Kim uzaylı kim uzaylı değil noktasında belirsizlik başladığında, seyirci de her sahnede en az o üstekiler kadar endişe duymaya başlıyor.
The Fly (1986)
“Beden korkusu” adlı alt bir janrın yaratıcısı olarak anılan David Cronenberg’in yönettiği Sinek adlı filmde, yaptığı teleportasyon deneyi esnasında kabinlerden birine bir sineğin girmesiyle Seth Brundle adlı bilim insanı açısından korku dolu anlar başlıyor. Bilgisayarın kafası karışıyor ve sinek DNA’sı ile insan DNA’sını birleştirerek tiksinti verici bir dönüşümü tetikliyor. Bu film için adeta, Kafka’nın meşhur Metamorfoz öyküsünde Gregor Samsa’nın uyandığında kendisini böcek olarak bulmasının öncesindeki saatlerde, onun gece boyunca böceğe dönüşüm sürecini anlatıyor diyebiliriz.
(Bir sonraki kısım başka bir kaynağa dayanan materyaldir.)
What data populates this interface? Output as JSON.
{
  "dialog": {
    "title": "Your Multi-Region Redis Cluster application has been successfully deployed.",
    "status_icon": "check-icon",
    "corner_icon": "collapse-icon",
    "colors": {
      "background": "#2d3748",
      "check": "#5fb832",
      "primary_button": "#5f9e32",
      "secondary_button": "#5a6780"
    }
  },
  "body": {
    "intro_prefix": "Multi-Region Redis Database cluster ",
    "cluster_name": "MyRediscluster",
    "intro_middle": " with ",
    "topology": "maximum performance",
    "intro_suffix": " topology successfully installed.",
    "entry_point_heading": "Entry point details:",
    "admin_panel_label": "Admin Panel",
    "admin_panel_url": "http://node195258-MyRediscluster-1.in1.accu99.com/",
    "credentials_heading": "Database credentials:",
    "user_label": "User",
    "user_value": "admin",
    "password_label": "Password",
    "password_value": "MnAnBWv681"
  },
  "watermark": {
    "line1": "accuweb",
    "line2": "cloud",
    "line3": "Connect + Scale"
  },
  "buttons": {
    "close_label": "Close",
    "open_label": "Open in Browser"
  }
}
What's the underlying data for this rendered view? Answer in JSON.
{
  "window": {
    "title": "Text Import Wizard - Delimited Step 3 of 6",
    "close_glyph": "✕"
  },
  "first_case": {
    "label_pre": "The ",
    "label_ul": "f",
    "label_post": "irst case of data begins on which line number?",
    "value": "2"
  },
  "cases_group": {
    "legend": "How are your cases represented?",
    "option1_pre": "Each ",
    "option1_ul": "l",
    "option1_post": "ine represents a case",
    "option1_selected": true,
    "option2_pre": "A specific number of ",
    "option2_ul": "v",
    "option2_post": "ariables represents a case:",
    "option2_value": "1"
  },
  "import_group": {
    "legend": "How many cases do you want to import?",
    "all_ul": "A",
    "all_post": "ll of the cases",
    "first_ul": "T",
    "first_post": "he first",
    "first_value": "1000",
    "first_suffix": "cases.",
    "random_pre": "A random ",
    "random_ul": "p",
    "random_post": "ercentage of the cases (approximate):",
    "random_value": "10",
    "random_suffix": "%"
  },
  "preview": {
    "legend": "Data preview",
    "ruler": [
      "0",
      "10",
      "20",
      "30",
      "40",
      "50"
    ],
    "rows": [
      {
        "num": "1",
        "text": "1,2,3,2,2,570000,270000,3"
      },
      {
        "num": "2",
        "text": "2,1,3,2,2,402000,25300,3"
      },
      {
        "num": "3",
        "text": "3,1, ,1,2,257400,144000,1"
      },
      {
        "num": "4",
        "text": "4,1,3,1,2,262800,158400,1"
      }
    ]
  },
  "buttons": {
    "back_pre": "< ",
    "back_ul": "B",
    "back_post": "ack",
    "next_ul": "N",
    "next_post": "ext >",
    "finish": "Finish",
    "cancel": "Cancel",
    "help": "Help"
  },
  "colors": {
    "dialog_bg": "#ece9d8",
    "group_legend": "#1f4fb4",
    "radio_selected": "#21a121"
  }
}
Çekildiği dönem itibariyle, henüz başarılı bir ilaç tedavisi bulunmayan AIDS hastalığının bedende yol açtığı yaralar, bu hastaların vücutlarındaki deformasyon nedeniyle en yakınlarının bile onlardan uzaklaşması, yalıtılmışlık hissi gibi ek göndermelerin olduğu da izleyince akla gelen çağrışımlar arasında. (George Langelaan’ın 1957’de Playboy dergisinde yayımlanan aynı adlı kısa öyküsünden 1958’de Kurt Neumann tarafından sinemaya uyarlanan versiyonuyla daha önce yaptığım bir karşılaştırmayı buradan okuyabilirsiniz.)
Event Horizon (1997)
Paul W.S. Anderson’un yönettiği ve ülkemizde “Ufuk Faciası” adıyla bilinen film, uzayda korkuyu işleyen en önemli yapımlardan. 2047 yılında insanlık Ay ve birkaç gezegeni kolonileştirmiştir. Fakat uzayda ötesinde ne olduğu bilinmeyen yerler halen mevcuttur: Kara delikler gibi.
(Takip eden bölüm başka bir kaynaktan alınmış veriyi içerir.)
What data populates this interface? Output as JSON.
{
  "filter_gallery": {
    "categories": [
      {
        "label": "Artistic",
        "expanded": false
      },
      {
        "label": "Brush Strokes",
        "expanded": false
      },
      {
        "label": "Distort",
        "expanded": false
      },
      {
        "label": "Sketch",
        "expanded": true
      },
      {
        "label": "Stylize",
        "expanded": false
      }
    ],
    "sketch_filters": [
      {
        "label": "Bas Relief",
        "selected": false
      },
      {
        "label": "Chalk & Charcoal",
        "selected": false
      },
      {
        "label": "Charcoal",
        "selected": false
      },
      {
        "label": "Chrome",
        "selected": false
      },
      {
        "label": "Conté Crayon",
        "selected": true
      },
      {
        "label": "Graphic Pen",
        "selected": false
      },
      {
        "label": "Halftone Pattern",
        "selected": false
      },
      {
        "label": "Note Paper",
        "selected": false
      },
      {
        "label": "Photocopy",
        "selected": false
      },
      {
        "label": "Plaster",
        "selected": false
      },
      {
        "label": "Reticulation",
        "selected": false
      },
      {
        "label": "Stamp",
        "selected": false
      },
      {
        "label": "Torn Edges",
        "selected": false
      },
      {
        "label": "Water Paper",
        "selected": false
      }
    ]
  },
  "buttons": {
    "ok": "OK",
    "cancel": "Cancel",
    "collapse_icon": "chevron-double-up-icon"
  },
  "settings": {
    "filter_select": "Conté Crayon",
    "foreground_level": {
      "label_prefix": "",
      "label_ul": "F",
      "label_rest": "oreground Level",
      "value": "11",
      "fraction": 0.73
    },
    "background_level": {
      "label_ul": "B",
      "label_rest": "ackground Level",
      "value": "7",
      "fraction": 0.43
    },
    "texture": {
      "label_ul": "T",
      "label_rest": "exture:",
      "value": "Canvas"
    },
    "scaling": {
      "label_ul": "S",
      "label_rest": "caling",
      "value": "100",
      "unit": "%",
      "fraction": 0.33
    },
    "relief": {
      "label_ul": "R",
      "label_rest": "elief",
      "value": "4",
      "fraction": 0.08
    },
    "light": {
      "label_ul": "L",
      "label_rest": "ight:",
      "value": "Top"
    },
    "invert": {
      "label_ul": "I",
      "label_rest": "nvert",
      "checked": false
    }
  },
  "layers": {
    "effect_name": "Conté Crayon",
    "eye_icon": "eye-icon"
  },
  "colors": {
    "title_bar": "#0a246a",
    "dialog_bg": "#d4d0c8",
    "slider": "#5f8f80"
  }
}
İşte Event Horizon, bir kara deliğin içinde kaybolduktan sonra yeniden ortaya çıkan bir uzay gemisinin beraberinde getirdiği “başka şeyleri” anlatan, H.P.Lovecraft’ın öykülerindeki atmosferi anımsatan başarılı bir bilimkorku.
28 Days After (2002)
2008’de yönettiği Oscar ödüllü film “Slumdog Millionarie” ile kendisi de Oscar alan Danny Boyle, 2002’de çektiği 28 Gün Sonra adlı filmle zombi türünün kurallarını büyük bir revizyona uğratmıştı. Bu filme kadar zombiler, yavaş hareket etmeleri nedeniyle “yeniden öldürülmesi” o kadar da zor olmayan canavarlardı. Fakat bu filmle beraber, hızlı hareket eden zombi kavramı ile korku ve dehşet dozajı en üst seviyeye çıkmış oldu. Filmdeki karakterin hastanede uyandıktan sonra, terk edilmiş görünümdeki Londra kentinde dolaşırken ilk kez bir kilisede zombilerle karşılaşması filmdeki güçlü bir politik mesaj olarak okunabilir.
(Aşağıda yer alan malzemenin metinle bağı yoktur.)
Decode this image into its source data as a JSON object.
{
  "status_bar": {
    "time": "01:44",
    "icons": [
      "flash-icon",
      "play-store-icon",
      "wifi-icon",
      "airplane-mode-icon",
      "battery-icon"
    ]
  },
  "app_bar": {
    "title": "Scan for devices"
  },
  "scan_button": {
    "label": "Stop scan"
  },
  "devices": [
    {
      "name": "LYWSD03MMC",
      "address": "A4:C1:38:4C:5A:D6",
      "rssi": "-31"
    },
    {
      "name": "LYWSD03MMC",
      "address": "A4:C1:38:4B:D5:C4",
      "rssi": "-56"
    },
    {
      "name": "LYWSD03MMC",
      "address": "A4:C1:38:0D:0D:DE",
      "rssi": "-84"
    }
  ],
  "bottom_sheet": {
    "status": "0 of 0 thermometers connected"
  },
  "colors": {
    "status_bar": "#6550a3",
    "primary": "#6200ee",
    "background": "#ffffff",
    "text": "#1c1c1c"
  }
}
Bu film, bilimkurguyu bilimkurgu yapan şeyin işlediği konu değil ona nasıl bir açıklama getirdiği olduğunu gösteren önemli bir örnek. Ölümden sonra dirilen bu hortlaklar metafizik bir sebeple değil, maruz kaldıkları bir virüs nedeniyle bu hale gelmişlerdir. Sonrasındaki devam filmi 28 Hafta Sonra ile beraber, izlenme rekorları kıran dizi “Walking Dead”e giden yolu açmış olan 28 Gün Sonra’yı izlerken kapınızın sürgülü olduğundan emin olun.
Dipnot:
- “Bilimkorku” tabirini ilk kez dolaşıma sokmaya çalışan bir isim olarak, bilimkurgu ve korku edebiyatı alanlarında yıllardır kalem oynatan ve birkaç dönemdir Özgen Berkol Doğan Bilimkurgu Kütüphanesinde aylık periyotlarda bilimkurgu filmleri gösterimi yapan Galip Dursun’u biliyorum. Demokan Atasoy ve Işın Beril Tetik ile beraber hazırladıkları www.gerisihikayekorku.com sitesi bünyesinde, bilimkurgu ve korkunun kesişimi pek çok konuda birbirinden bilgilendirici ve dinlemesi keyifli konuşmalar mevcut. Türe ilgi duyan herkese bu siteyi tavsiye ediyorum.